Par le passé, Mbappé ou Messi ont su le faire. Mais ce soir effectivement, ça n’a pas été le cas. Ils sont dépendants d’une certaine dynamique, notre milieu a énormément flanché. Quand tu parles de milieu de terrain et de profondeur de banc, parfois c’est de là que vient l’étincelle. Hormis Warren Zaïre-Emery qui a fait le jour de ses 17 ans une bonne petite entrée, il n’y a pas eu ça. Cette consistance et cette régularité à amener le ballon plus haut, elle sert à aider certaines stars en mal d’inspiration. Une star a toujours une grande équipe derrière elle, toujours des milieux qui amènent le ballon dans les meilleures dispositions. Ce n’était pas le cas ce soir. Quand en face, tu vois Sané, Mané, Gnabry entrer… Même s’ils avaient eu des problèmes, il y avait des solutions avec une expérience et un vécu européen très important.

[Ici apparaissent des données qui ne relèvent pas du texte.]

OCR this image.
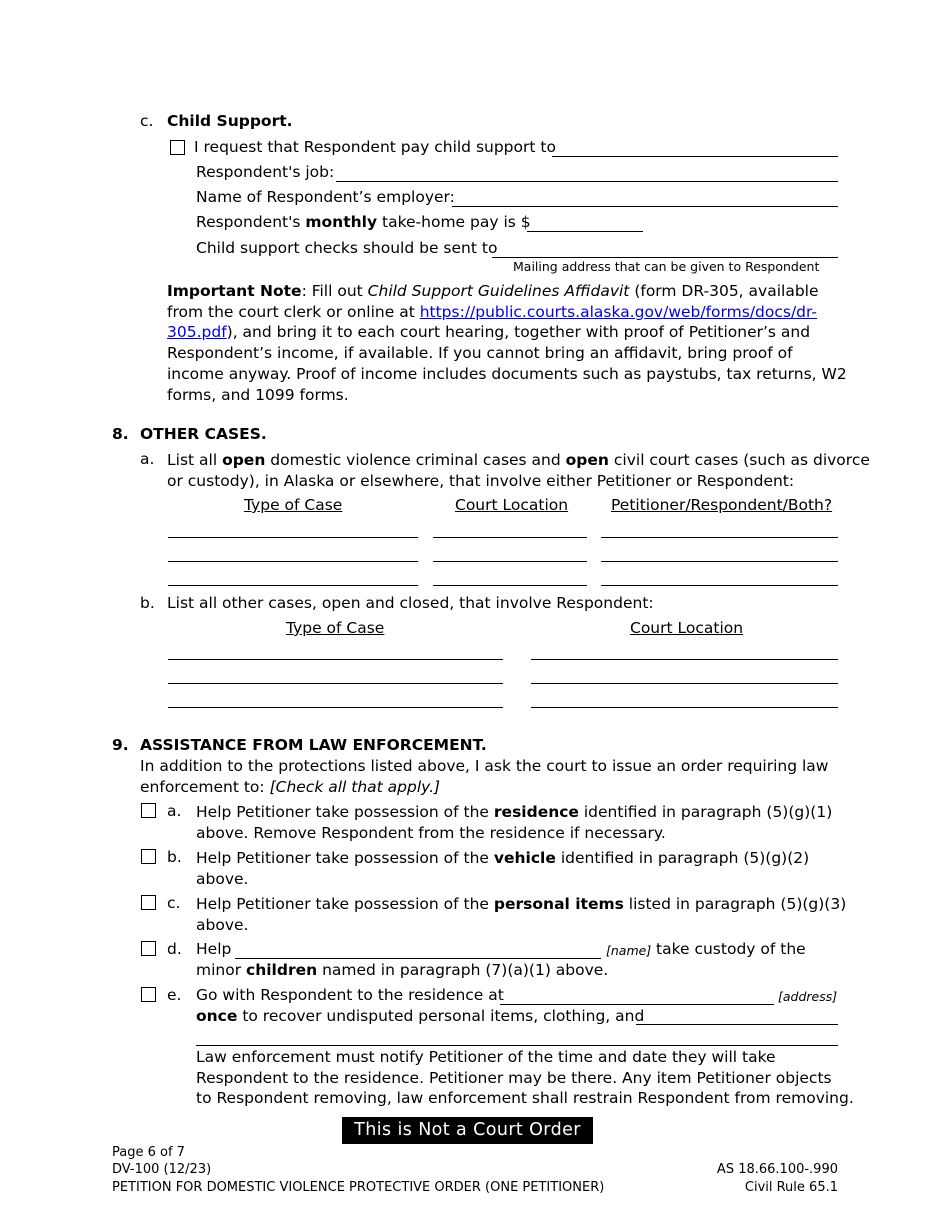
c. Child Support.
I request that Respondent pay child support to
Respondent's job:
Name of Respondent’s employer:
Respondent's monthly take-home pay is $
Child support checks should be sent to
Mailing address that can be given to Respondent
Important Note: Fill out Child Support Guidelines Affidavit (form DR-305, available
from the court clerk or online at https://public.courts.alaska.gov/web/forms/docs/dr-
305.pdf), and bring it to each court hearing, together with proof of Petitioner’s and
Respondent’s income, if available. If you cannot bring an affidavit, bring proof of
income anyway. Proof of income includes documents such as paystubs, tax returns, W2
forms, and 1099 forms.
8. OTHER CASES.
a. List all open domestic violence criminal cases and open civil court cases (such as divorce
or custody), in Alaska or elsewhere, that involve either Petitioner or Respondent:
Type of Case	Court Location	Petitioner/Respondent/Both?
b. List all other cases, open and closed, that involve Respondent:
Type of Case	Court Location
9. ASSISTANCE FROM LAW ENFORCEMENT.
In addition to the protections listed above, I ask the court to issue an order requiring law
enforcement to: [Check all that apply.]
a. Help Petitioner take possession of the residence identified in paragraph (5)(g)(1)
above. Remove Respondent from the residence if necessary.
b. Help Petitioner take possession of the vehicle identified in paragraph (5)(g)(2)
above.
c. Help Petitioner take possession of the personal items listed in paragraph (5)(g)(3)
above.
d. Help	[name] take custody of the
minor children named in paragraph (7)(a)(1) above.
e. Go with Respondent to the residence at	[address]
once to recover undisputed personal items, clothing, and
Law enforcement must notify Petitioner of the time and date they will take
Respondent to the residence. Petitioner may be there. Any item Petitioner objects
to Respondent removing, law enforcement shall restrain Respondent from removing.
This is Not a Court Order
Page 6 of 7
DV-100 (12/23)
PETITION FOR DOMESTIC VIOLENCE PROTECTIVE ORDER (ONE PETITIONER)
AS 18.66.100-.990
Civil Rule 65.1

Il faut avoir un milieu qui fait des courses, une aptitude à casser les lignes, à éliminer un ou deux joueurs. Un leader technique et physique à la fois. Quand je vois Musiala et Goretzka, ils sont forts, ils sont rapides. Tu n’as pas besoin d’être grand ou costaud, il faut du dynamisme avant tout. Il faut un milieu de classe mondial. Autre point : quand le PSG n’aligne pas les trois stars devant, il y a beaucoup plus d’équilibre, du moins en Ligue des champions. Enfin, il faut ramener une autre profondeur de banc avec beaucoup plus de maturité.